Willie’s dad passed away when he was 21, so his brother, also Peter, took over the licence, and promptly trained Son Of War to win the Irish Grand National in 1994.

“There were three of us at home, Peter, Tom and me, and I knew that there wasn’t enough there for the three of us. So I set about going out on my own.”

Willie’s dad was a good friend of Michael Osborne, who was head of the Irish National Stud at the time, and he suggested that Willie do the Irish National Stud course.

“That was a great course. We worked hard, but we had great craic and we all made great contacts and great friends there. Alastair Pimm, the Tattersalls auctioneer, was on the course with me, as were the trainers Brian Meehan and Ger Butler.”

Willie worked with horses in Australia, Japan and America, he worked with KIldangan Stud, he trained for Iona Park Stud and he was assistant trainer to Charles O’Brien for eight years. Then in 2009, he set up on his own.

“I had eight horses at the time, and we owned all of them. I remember Michael O’Donoghue, the stipendiary steward, telling us on the trainers’ course that we should try to get handicappers, because they would run often, keep your name in the paper. You could get a load of two-year-olds and they might run once or twice, but handicappers can run every week. The more runners you have, the more winners you are likely to have, and people want winners.”

Fiesolana is a winner. She has now won six of the 13 races that she has contested since McCreery got her from France.

McCreery loved Fiesolana from the first moment he saw her. She had a lovely eye, he tells you, a lovely head. Leased for last season by a syndicate headed up by Lorcan Cribben, she progressed through the year, from a 92-rated handicapper to a Group 2 winner.

Even so, the plan was always that she would be sold at the end of the season. McCreery knew that he was going to miss her, he didn’t even go to the December Sale at Newmarket to see her on her way, but he saw that she had been sold for 960,000 guineas. Then, the day after the sale, he received a phone call from Alan Cooper, racing manager to the Niarchos Family, her new owners.

“I thought it was one of my mates just messing. But once I believed that it was actually Alan Cooper, he asked me if I would train the filly this year as well. It was brilliant to get her back, and the objective was always to win a Group 1 race with her, which we have done now.”

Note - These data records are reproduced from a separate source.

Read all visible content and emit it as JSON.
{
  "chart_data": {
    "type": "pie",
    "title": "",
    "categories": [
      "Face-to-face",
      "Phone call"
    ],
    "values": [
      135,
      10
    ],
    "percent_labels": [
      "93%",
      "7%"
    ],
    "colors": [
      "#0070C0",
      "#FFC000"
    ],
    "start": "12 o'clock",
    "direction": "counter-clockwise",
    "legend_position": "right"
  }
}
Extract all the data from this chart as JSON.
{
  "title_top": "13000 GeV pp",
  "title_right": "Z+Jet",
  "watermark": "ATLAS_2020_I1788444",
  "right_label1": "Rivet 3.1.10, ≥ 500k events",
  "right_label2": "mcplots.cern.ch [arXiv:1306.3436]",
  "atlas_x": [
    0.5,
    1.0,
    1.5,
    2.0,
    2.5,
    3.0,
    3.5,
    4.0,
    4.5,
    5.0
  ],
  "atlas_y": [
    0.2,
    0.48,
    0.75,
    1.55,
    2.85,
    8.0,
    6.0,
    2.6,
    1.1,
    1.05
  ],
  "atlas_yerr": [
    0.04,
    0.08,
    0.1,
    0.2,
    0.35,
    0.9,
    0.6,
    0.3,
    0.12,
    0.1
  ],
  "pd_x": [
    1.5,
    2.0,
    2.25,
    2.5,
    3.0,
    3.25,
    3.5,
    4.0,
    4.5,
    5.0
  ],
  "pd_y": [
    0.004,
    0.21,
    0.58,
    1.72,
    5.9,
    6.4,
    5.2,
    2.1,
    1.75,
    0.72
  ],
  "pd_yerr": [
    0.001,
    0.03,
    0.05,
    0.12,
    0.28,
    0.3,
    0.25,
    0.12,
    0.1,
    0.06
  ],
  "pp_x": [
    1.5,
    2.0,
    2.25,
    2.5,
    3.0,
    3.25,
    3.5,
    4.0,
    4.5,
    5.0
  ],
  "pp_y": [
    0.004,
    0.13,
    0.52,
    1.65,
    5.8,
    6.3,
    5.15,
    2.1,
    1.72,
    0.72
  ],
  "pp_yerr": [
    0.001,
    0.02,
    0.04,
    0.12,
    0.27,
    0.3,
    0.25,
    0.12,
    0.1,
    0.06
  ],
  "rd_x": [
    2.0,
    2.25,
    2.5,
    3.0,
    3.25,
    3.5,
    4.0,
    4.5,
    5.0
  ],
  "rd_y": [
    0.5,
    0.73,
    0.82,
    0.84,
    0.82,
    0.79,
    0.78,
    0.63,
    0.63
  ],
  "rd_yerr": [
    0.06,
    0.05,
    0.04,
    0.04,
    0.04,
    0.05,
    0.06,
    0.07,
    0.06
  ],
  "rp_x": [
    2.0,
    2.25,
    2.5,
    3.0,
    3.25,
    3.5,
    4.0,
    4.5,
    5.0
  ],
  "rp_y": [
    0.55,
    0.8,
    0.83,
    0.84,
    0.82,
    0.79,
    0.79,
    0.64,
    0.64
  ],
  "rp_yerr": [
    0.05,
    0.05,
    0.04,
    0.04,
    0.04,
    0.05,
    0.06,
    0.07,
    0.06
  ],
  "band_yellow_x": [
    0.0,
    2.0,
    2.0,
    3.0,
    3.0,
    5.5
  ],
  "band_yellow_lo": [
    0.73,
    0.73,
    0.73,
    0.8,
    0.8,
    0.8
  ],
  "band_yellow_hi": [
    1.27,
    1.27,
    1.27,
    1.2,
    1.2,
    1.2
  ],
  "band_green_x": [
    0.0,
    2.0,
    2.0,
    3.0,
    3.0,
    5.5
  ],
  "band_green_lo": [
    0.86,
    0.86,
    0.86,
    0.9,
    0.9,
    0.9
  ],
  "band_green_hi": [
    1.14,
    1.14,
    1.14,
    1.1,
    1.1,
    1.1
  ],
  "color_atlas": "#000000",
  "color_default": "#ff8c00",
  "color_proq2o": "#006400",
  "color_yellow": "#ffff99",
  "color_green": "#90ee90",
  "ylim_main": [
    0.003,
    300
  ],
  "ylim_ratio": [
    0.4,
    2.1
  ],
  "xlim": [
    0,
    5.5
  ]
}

This afternoon’s Prix de la Foret at Longchamp has always been Fiesolana’s primary objective this term. The Matron Stakes was just something to do in the meantime. With her status as a valuable broodmare now secure, a Group 1 prize already on her page, there is no pressure on Willie McCreery this afternoon, no pressure on her rider Billy Lee.

Even so, another championship win would do very nicely.